How to use ILIKE in PySpark?-CodePudding

I have a query

select * from 
table 
where (primary_product NOT IN ('No Technical Enforcement')
   or group_name ilike ('%stove%'))

I want to convert the same query into PySpark SQL, but I am not able to do the same as I don't know the substitute of ILIKE.

CodePudding user response：

ILIKE does exist in Spark SQL. Here you can find the documentation.

Example:

SELECT ilike('Spark', '_Park');

Returns true.

CodePudding user response：

You can use like this

Import col from sql functions in pyspark

from pyspark.sql.functions import col

like filter condition

df.filter(col("group_name").like("%stove%")).show()

OR

spark.sql("select * from table where group_name like '%stove%'").show()

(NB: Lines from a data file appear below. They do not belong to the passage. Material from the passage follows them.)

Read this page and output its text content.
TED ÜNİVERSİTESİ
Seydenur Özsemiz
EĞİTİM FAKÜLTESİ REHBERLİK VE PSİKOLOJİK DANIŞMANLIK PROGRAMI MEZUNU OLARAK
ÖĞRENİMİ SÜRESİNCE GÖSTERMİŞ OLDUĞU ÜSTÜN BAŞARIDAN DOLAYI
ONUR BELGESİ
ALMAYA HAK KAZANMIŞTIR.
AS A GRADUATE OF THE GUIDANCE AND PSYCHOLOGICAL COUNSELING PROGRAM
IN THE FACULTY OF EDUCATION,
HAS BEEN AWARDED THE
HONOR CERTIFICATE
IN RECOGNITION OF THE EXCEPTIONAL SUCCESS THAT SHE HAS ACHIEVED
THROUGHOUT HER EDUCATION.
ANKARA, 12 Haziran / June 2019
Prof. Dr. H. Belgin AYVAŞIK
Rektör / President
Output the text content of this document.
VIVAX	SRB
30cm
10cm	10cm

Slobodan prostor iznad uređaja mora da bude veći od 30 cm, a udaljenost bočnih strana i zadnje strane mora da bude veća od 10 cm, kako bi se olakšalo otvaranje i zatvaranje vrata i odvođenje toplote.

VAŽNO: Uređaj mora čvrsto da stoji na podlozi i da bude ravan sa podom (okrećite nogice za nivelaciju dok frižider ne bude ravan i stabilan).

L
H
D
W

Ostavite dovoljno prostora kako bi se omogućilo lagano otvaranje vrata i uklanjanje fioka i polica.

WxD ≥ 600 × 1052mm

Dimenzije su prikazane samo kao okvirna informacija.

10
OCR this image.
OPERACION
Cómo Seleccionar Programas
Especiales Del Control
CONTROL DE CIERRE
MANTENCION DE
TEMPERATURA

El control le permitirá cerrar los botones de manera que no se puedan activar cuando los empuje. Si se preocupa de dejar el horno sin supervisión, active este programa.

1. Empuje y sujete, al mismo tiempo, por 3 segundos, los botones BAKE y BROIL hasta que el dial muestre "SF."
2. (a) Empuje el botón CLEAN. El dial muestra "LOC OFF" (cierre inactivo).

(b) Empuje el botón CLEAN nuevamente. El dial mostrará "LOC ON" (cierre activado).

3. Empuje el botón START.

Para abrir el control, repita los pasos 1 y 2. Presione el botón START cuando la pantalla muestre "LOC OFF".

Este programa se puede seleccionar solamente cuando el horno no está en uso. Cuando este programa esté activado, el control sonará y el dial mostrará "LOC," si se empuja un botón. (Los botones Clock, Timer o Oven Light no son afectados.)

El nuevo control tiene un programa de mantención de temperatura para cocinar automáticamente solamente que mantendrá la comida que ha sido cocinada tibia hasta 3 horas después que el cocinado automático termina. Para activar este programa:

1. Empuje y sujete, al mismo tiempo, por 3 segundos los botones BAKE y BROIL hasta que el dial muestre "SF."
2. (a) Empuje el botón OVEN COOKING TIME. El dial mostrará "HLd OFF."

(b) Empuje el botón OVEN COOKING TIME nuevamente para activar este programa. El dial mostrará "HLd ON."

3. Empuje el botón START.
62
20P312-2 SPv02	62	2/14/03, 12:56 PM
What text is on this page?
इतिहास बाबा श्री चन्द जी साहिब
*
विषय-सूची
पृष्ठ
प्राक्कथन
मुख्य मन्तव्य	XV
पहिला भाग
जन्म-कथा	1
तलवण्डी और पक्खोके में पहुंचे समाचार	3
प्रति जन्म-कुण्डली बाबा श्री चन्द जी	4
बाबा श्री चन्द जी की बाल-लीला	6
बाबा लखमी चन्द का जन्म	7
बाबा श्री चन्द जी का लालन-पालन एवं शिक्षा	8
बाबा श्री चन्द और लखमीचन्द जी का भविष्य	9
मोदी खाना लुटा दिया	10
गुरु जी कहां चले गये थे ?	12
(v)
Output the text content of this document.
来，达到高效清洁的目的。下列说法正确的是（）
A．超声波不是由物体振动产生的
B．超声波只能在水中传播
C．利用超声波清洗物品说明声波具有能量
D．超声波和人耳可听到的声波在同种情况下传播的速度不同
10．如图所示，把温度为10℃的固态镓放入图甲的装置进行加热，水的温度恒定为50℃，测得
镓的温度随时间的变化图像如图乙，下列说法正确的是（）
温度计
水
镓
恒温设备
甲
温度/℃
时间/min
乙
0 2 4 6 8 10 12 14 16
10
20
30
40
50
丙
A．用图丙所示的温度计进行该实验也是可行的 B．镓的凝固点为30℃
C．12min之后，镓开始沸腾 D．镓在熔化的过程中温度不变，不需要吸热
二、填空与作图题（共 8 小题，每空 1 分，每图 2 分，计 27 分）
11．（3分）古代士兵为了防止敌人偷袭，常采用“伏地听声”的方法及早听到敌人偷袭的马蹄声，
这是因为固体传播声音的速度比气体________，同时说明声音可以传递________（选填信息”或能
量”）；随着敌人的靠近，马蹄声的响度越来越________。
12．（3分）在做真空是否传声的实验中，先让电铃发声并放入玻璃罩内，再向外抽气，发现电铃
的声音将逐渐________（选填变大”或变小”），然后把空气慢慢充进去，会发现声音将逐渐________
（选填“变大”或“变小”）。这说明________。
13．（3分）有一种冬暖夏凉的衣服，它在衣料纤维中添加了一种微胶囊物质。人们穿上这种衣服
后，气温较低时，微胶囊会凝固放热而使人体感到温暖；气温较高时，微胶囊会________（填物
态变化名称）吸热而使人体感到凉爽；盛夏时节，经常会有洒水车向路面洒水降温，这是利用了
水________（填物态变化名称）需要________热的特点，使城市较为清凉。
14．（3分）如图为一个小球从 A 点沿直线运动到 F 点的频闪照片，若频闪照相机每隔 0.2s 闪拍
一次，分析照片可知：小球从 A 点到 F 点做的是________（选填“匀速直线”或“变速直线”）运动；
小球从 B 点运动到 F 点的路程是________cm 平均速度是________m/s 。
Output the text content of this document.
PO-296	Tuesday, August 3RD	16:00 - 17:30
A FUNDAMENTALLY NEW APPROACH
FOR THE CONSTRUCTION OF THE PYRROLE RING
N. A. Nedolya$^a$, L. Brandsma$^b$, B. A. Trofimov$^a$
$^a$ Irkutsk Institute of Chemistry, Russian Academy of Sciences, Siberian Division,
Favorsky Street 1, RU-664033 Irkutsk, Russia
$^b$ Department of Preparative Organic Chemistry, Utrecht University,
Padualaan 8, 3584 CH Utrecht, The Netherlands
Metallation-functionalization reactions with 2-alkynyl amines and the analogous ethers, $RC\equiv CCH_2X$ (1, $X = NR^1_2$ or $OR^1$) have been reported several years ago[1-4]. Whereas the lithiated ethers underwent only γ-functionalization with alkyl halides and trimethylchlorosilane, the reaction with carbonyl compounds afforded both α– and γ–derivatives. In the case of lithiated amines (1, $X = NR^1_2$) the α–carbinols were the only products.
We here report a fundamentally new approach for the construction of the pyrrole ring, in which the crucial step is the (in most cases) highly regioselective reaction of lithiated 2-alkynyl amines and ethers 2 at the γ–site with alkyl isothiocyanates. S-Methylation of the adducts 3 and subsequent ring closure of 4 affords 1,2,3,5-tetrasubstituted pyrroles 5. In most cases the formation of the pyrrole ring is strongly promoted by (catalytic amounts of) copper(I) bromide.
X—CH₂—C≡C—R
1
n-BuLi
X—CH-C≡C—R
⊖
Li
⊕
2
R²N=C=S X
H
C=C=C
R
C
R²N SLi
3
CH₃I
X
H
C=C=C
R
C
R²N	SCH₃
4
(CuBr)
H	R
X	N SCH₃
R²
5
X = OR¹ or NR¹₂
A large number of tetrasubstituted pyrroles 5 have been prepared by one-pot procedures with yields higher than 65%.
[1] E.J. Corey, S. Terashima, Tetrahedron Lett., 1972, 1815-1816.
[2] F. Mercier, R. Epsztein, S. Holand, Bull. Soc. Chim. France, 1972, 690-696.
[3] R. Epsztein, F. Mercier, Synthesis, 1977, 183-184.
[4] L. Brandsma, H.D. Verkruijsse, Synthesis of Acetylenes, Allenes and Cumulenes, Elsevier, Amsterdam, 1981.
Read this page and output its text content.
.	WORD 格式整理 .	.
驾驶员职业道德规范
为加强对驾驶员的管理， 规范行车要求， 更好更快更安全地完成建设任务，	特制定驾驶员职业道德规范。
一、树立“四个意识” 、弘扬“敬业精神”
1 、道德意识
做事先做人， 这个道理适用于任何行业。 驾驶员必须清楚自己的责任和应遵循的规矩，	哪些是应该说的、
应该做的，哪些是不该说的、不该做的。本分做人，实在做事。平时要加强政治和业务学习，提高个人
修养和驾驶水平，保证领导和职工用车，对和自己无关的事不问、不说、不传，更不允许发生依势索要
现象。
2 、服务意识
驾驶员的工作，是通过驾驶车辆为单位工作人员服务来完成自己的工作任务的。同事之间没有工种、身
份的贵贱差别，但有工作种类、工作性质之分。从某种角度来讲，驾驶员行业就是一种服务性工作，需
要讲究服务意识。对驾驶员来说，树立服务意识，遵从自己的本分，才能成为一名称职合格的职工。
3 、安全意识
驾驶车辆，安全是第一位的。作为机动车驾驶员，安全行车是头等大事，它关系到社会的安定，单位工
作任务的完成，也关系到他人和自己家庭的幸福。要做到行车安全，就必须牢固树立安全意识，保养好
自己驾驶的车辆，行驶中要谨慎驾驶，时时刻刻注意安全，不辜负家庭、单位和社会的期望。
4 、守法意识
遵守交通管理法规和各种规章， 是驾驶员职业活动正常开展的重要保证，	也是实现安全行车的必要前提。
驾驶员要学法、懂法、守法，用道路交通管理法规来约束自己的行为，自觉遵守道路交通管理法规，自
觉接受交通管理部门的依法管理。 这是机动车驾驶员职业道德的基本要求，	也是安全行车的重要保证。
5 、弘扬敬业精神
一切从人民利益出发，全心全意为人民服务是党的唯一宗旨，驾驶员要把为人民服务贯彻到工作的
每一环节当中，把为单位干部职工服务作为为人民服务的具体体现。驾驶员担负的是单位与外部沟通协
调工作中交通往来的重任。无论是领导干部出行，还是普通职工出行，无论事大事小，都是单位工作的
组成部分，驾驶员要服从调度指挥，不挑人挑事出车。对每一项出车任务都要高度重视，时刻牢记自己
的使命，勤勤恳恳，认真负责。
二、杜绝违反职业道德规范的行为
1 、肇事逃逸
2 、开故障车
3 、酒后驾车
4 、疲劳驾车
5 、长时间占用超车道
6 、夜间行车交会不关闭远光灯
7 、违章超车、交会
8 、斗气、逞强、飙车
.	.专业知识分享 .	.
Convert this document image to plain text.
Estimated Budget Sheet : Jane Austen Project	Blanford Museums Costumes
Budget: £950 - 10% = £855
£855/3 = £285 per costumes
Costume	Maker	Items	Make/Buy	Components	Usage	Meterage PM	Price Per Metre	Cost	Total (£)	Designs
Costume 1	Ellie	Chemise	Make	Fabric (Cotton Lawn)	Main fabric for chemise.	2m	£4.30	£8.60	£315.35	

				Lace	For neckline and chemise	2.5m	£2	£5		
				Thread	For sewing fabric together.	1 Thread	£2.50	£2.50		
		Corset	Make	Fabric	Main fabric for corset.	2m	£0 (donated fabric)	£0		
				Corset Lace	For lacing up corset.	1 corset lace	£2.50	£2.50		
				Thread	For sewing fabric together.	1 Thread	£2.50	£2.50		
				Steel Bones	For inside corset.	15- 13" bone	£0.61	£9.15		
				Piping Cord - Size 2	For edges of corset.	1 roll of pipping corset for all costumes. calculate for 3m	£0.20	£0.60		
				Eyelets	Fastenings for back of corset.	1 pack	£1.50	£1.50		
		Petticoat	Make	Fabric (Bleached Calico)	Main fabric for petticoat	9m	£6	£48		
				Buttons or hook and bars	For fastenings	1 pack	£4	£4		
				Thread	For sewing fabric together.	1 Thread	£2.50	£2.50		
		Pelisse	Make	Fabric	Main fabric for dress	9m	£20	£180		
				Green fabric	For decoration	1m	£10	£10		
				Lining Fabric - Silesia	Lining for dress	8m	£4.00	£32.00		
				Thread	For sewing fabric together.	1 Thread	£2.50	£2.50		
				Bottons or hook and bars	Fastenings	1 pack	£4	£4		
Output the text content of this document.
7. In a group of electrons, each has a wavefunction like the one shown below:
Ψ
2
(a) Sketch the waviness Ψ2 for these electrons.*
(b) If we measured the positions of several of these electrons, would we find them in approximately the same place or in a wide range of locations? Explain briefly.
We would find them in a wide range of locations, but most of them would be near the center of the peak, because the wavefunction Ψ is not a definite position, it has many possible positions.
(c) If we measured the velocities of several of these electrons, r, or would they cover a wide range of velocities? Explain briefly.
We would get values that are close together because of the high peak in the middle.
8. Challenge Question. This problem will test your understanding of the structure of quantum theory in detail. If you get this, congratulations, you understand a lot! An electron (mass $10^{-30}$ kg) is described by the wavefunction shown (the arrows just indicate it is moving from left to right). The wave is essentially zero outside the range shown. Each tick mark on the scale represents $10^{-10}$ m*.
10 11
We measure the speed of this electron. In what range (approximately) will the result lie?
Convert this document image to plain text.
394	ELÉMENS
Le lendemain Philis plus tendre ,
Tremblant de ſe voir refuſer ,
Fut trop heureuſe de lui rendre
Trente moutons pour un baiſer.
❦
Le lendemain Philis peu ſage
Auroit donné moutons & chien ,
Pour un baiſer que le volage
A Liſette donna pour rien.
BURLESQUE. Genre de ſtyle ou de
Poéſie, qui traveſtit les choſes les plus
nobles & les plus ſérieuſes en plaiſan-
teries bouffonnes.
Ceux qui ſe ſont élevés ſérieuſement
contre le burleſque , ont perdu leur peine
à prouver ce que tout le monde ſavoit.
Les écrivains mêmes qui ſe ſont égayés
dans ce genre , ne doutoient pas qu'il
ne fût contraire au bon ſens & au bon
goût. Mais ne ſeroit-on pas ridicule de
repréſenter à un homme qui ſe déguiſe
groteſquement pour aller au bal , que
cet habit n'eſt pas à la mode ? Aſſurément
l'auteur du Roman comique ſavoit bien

CodePudding user response：

ilike was only added in Spark 3.3 (released 2022 June 16) - both, in SQL and PySpark.

You use it in the same way as like or rlike.

Example:

df = spark.createDataFrame([('Tom', 80), ('Alice', None)], ["name", "height"])
#  ----- ------ 
# | name|height|
#  ----- ------ 
# |  Tom|    80|
# |Alice|  null|
#  ----- ------ 

df = df.filter(df.name.ilike('%Ice'))
#  ----- ------ 
# | name|height|
#  ----- ------ 
# |Alice|  null|
#  ----- ------